Laurie Wink, The News-Dispatch
LA PORTE - Nexus Group consultants and county assessor's office employees shared their view of Indiana's property tax process on Wednesday, including an overview of the annual trending process that appears to have caused fear and loathing among local residents.
They explained that Indiana's property tax bills are based on a simple formula:
Base (net assessed value) x Tax Rate = Levy (county spending).
The formula identifies the three primary components that determine individual property owner's tax bills.
County spending - called the levy - drives the formula, explains Jeff Wuensch, Nexus Group chief operating officer. Each taxing unit in the county estimates the amount of revenue it needs to operate and the Indiana Department of Local Government Finance calculates the total levy.
The county assessor oversees county-wide property assessments that are based on two things: a large book of guidelines on how to determine the base assessment, and a 40-page manual specifying how to arrive at the current market value of a parcel. Some of the Nexus Group staff helped develop assessment guidelines while they were employed by the Indiana State Board of Tax Commissioners (now known as the Department of Local Government Finance).
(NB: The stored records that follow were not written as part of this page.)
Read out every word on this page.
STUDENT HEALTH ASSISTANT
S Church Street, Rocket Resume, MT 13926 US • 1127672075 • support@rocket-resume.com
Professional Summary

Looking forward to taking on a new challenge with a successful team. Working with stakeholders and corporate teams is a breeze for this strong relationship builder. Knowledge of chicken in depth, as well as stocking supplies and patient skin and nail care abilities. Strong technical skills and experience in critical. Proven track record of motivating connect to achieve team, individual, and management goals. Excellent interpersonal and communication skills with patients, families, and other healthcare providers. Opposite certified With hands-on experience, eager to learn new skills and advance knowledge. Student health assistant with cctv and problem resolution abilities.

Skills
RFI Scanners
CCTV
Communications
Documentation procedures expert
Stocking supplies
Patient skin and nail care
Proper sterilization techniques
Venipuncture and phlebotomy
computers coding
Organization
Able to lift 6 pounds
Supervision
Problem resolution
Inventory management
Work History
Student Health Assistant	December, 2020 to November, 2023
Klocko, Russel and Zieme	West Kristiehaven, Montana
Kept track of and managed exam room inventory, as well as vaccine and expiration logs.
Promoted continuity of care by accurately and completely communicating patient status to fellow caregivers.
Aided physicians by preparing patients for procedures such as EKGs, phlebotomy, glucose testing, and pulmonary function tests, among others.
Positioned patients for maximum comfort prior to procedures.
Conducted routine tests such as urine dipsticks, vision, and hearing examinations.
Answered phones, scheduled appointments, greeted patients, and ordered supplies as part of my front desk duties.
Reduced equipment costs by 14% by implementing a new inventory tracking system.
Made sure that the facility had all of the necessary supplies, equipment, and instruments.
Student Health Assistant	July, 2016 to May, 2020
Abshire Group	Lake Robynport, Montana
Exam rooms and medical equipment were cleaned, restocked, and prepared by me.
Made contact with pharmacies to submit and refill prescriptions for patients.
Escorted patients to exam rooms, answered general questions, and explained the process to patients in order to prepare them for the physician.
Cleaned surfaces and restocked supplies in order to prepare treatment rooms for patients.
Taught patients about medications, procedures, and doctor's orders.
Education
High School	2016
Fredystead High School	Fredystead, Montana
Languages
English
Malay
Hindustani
Gross property assessments are rolled over to the county auditor, who deducts homestead credits and other exemptions to arrive at each property's net assessed value.
The county-wide assessment and levy data is sent to the DLGF, where the county's tax rate is determined by dividing the amount needed by the amount of assessed value to determine the rate at which each property owner should be taxed to provide sufficient funding for the county.
The formula is pretty straightforward. But the devil, as they say, is in the details. A pie chart developed by Purdue University economics professor Larry DeBoer identifies the underlying causes of a shift in the tax burden to homeowners for 2006 taxes payable this year.
According to DeBoer, 60 percent of the responsibility for higher 2006 property taxes are the result of state and local government policy decisions such as:
The Legislature eliminated business inventory taxes that have to be made up with increased property taxes.
The Legislature reduced homestead credits from 28 percent to 20 percent.
The Legislature reduced the annual Property Tax Replacement Credit given to local governments to offset property tax increases.
Increased local spending for personnel and operational costs.
The other 40 percent of the shift in the property tax burden to homeowners is the result of the state's move to annual trending. Starting with the 2007 tax year, annual trending will incrementally adjust property assessments based on current market values.
But for 2006 tax bills, payable in 2007, assessments were based on market value increases over a six year period, from 1999 to January 2005. The result has been "sticker shock," says Brian Bucher, Nexus vice president for software development. Rather than phasing in trending over a period of years, the General Assembly and DLGF decided to totally jump into the water in the first year of trending.
"The first year of annual trending, we're adding six years of data," Bucher said.
The first wave of sticker shock hit Indiana property owners in 2002, when the Supreme Court ruled in favor of an Indiana homeowner and required the state to move from "true tax value" to market-based assessments. As a result, many Indiana homeowners faced higher bills based on market values in 2002, instead of the 1995 assessments used for true tax values.
At that time, according to Wuensch, LaPorte County's reassessments were done by township assessors, trustee assessors and two vendors hired by the county. The Department of Local Government and Finance approved the new assessments, but "red flagged" some residential values in Michigan Township.
A review of assessments of the 220 industrial parcels in Michigan Township was completed in August. Nexus President Frank Kelly said the Michigan Township assessor, Terry Beckinger, left most of those assessments the same as they were in 2002-03. But new sales information indicated some of the assessments could be excessive.
In 2006, Nexus did a field review of one-third of the commercial and industrial parcels in the county. By the end of this year, the remaining 65 percent of commercial and industrial parcels will have been visited and reassessed.
Kelly said the DLGF has reviewed the 2006 La Porte County assessments and determined they are within the state guidelines.
Wuensch said that, to date, about 265 appeals have been filed for parcels in La Porte County, which has a total of 65,000 parcels. Some 225 of the appeals are in Michigan Township, and involve multi-million dollar residential properties as well as Blue Chip Casino and Lighthouse Place Premium Outlets, the county's two largest commercial properties.